Clients Data Security & Privacy Policy

Date Issued: 10th Jan 2019 – Date Updated: 23rd Sept 2023

Introduction:

Atompoint is dedicated to protecting the confidentiality, integrity, and availability of all client data. Our comprehensive approach to data security and privacy is designed to prevent unauthorized access, disclosure, alteration, and destruction of information.

 

Data Protection Measures:

  • Continuous Monitoring: We utilize state-of-the-art monitoring tools like Cloudnosys to continuously oversee the compliance and proper configuration of our cloud assets, ensuring real-time detection and remediation of vulnerabilities.
  • Encryption: All client data, both at rest and in transit, is encrypted using industry-standard protocols to prevent unauthorized access.
  • Security Audits and Vulnerability Assessments: Regular audits and assessments are conducted to strengthen our security posture and address potential vulnerabilities effectively.

Access Control

  • Authentication and Authorization: We implement stringent access controls, including multifactor authentication and role-based access control, to restrict data access to authorized personnel.
  • Employee Access Management: Access to sensitive data is strictly regulated and constantly reviewed to ensure only necessary personnel have access, maintaining a secure data environment.

Data Privacy Compliance

  • ISO 27001 Standards: Atompoint adheres to the ISO 27001 standards, which guide our information security management system, ensuring a systematic and consistent approach to managing sensitive company and client information.
  • Regulatory Compliance: Our practices are in strict compliance with international and local data privacy laws, including GDPR, affirming our commitment to data protection.

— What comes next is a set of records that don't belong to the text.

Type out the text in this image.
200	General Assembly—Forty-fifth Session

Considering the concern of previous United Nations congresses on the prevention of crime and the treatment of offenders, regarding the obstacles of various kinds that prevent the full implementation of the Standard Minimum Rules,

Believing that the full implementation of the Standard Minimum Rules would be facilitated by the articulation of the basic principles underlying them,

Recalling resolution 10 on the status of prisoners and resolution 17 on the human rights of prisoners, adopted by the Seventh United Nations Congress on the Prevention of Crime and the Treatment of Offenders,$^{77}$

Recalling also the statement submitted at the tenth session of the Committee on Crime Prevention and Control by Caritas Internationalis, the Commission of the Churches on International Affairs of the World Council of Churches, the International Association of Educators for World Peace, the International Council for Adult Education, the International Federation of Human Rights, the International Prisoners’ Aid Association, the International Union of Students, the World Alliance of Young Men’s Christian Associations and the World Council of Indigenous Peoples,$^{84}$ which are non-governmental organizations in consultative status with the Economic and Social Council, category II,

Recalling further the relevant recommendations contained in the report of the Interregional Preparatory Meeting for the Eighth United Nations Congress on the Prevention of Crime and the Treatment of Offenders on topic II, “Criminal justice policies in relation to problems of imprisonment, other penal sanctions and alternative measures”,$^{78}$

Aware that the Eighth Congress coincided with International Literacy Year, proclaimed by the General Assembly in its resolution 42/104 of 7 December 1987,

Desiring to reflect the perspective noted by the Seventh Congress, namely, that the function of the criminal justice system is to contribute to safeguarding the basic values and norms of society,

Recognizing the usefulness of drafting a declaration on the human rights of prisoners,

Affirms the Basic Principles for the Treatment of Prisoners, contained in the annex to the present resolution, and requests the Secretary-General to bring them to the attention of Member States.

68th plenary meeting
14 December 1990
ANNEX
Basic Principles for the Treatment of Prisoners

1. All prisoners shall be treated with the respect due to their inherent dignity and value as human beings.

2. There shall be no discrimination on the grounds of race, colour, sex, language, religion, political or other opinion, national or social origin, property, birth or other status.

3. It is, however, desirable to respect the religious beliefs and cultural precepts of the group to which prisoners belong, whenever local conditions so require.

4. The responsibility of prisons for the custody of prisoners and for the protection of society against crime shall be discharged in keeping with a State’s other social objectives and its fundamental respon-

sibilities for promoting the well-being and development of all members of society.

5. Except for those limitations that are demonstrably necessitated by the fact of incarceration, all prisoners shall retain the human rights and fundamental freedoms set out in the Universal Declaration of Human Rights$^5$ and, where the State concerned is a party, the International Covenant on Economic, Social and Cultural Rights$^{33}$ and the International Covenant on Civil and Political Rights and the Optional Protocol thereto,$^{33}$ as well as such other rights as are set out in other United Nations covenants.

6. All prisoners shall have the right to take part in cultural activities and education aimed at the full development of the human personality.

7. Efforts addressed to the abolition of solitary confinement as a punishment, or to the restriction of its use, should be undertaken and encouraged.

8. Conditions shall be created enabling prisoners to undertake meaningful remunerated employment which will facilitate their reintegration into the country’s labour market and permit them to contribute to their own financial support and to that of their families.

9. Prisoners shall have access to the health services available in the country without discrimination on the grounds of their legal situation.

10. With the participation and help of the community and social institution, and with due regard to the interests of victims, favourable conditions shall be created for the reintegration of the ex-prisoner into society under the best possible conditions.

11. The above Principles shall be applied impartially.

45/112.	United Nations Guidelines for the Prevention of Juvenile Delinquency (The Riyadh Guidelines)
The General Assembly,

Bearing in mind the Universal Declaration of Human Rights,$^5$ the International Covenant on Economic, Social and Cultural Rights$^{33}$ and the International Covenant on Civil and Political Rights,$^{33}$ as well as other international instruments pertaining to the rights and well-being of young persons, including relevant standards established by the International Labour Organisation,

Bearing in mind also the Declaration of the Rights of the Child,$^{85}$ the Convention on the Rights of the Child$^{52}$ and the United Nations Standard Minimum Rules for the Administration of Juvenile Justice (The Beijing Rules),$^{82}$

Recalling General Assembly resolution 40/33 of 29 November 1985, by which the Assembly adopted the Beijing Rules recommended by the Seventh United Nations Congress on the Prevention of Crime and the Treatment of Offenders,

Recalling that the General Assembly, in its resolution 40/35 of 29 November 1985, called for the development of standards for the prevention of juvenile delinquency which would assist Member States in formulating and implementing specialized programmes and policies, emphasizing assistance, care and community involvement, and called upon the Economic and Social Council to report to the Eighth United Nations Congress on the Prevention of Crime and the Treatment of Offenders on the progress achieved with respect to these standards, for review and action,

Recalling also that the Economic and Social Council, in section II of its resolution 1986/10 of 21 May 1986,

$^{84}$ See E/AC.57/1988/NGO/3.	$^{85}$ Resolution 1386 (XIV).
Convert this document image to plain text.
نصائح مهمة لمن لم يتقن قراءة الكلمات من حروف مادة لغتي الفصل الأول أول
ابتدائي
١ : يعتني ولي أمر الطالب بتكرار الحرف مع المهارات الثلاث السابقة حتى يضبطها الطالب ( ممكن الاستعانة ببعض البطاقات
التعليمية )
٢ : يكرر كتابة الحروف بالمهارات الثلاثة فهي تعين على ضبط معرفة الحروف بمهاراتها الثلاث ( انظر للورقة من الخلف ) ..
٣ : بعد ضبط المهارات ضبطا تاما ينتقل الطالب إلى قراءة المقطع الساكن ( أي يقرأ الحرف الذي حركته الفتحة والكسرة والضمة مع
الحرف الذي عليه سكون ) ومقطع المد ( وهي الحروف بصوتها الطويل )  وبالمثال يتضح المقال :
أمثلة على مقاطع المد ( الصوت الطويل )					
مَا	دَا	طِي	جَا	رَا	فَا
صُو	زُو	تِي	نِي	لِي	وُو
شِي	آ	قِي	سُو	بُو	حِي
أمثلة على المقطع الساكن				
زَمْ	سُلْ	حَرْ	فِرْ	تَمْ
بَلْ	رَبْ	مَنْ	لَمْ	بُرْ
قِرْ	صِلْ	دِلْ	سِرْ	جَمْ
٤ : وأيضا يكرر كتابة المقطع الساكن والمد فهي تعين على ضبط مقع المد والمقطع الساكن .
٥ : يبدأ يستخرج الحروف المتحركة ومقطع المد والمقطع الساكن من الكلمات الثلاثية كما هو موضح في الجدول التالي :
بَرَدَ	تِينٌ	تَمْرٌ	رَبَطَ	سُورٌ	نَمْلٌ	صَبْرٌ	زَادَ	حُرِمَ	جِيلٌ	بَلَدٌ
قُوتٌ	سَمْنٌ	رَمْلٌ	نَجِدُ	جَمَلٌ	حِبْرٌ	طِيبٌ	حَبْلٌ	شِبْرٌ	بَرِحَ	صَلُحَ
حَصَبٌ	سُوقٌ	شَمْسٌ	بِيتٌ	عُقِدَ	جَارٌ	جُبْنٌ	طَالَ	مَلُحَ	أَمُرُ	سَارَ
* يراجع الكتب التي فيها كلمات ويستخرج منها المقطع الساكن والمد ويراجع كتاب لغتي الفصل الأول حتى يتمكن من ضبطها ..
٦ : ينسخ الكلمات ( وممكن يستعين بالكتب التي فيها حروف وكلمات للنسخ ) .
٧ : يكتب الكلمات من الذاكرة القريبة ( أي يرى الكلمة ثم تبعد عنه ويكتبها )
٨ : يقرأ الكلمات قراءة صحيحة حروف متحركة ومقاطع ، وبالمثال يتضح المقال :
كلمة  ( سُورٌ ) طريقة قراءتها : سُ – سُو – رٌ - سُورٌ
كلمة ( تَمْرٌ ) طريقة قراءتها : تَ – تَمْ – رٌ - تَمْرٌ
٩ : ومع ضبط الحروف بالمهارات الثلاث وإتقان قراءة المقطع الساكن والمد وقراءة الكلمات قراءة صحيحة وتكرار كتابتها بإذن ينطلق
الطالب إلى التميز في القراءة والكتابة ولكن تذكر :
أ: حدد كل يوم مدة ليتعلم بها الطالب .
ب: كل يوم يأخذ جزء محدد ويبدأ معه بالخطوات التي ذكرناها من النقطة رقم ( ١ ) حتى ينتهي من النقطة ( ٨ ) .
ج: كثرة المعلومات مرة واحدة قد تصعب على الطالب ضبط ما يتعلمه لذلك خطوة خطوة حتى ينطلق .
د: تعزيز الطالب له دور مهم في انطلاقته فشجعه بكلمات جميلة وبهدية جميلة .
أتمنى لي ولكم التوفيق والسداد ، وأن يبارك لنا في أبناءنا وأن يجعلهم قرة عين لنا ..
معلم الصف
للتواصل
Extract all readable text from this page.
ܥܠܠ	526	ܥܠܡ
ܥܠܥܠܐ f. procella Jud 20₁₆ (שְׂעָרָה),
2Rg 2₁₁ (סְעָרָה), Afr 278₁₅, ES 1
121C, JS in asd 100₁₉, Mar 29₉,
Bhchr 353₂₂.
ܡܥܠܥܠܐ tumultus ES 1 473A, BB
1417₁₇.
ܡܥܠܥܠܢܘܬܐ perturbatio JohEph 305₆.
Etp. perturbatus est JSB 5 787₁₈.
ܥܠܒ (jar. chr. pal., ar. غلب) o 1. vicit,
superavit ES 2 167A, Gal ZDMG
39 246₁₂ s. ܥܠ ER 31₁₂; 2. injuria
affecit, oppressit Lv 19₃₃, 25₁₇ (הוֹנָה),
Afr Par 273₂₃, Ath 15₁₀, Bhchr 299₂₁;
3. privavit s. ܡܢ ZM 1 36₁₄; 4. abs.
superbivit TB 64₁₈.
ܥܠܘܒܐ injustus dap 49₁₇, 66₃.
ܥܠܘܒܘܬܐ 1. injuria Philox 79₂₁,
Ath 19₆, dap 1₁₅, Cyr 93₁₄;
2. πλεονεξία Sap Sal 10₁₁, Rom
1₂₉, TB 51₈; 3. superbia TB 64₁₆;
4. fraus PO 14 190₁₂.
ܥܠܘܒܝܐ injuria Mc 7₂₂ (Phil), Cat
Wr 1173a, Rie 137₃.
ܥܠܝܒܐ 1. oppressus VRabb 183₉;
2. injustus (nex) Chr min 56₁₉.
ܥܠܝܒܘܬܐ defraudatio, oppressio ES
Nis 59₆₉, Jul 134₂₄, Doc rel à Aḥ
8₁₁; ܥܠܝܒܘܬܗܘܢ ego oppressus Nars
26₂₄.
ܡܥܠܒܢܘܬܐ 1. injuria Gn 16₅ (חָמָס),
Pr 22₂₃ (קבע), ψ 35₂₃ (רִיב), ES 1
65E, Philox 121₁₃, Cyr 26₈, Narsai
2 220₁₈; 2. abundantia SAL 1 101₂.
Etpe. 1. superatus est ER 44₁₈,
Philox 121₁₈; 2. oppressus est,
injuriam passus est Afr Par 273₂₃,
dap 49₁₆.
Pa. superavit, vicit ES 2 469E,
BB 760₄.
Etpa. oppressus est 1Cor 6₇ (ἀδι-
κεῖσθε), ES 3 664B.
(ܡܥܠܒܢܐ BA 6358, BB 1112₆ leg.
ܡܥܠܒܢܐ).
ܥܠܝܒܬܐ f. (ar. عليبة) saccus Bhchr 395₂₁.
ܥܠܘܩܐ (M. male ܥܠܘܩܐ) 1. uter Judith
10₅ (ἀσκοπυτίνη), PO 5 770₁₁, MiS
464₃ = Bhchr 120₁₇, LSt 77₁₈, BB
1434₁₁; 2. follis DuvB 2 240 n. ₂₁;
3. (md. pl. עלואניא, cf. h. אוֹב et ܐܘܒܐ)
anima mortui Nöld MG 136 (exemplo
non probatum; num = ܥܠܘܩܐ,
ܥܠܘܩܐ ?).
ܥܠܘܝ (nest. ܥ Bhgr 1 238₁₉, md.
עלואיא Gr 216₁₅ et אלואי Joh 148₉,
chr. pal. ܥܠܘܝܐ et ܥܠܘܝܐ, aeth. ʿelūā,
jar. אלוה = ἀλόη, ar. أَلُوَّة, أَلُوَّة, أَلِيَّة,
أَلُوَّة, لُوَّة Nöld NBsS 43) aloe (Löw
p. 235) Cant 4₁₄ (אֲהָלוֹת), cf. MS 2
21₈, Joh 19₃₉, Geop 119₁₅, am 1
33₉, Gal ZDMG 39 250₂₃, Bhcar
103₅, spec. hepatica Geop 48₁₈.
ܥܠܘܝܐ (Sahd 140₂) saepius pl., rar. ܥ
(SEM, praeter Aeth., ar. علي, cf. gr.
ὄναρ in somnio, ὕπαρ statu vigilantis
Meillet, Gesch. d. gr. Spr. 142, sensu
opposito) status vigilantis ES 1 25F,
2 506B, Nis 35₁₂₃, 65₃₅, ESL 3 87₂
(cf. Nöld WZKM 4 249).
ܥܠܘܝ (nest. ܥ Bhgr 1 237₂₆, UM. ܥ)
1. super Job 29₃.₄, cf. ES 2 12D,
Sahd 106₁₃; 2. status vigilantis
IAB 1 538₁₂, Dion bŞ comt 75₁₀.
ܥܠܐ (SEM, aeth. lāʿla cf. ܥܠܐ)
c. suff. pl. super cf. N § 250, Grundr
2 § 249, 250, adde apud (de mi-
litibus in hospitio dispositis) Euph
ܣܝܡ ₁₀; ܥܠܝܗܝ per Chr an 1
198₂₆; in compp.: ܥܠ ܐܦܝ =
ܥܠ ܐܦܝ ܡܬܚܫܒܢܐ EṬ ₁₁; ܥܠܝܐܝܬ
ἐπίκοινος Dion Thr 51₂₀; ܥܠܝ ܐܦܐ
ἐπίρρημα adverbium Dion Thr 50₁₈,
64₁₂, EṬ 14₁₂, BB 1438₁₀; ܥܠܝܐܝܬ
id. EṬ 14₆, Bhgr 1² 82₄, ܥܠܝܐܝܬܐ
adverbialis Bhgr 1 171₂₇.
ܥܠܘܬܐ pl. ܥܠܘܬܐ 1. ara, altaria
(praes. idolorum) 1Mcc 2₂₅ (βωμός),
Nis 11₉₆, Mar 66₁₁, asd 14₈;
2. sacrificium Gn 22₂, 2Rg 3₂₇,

Incident Response and Management

  • Incident Response Plan: A comprehensive plan is in place to swiftly address and mitigate any data breach or security incident, minimizing potential impact and maintaining transparency with our clients.
  • Proactive Incident Management: With continuous monitoring, we can rapidly identify and address security threats, ensuring immediate action and communication.

Data Retention and Disposal

  • Data Retention: Client data is never migrated outside the client’s infrastructure or shared with third parties without prior approval and explicit documentation, adhering to strict data sovereignty principles.
  • Secure Disposal: We employ secure data disposal methods to prevent unauthorized access or recovery of data once it is no longer needed.

Team Level Security

  • Device and Asset Security: We take the security of company-provided laptops and devices seriously, implementing measures to protect against unauthorized access and threats.
  • Training and Awareness: Regular training sessions are conducted to keep our team up-to-date with the latest trends in cybersecurity, ensuring they adhere to our high standards and SOPs.
  • Documentation and Business Continuity: Comprehensive documentation of technical areas is maintained to support business continuity and disaster recovery, ensuring operational resilience.

Conclusion

Our Data Security and Privacy Policy is a testament to Atompoint’s unwavering commitment to safeguarding client data. By integrating advanced tools like Cloudnosys, adhering to ISO 27001 standards, and fostering a culture of continuous learning and improvement, we offer our clients the assurance that their data is in secure hands.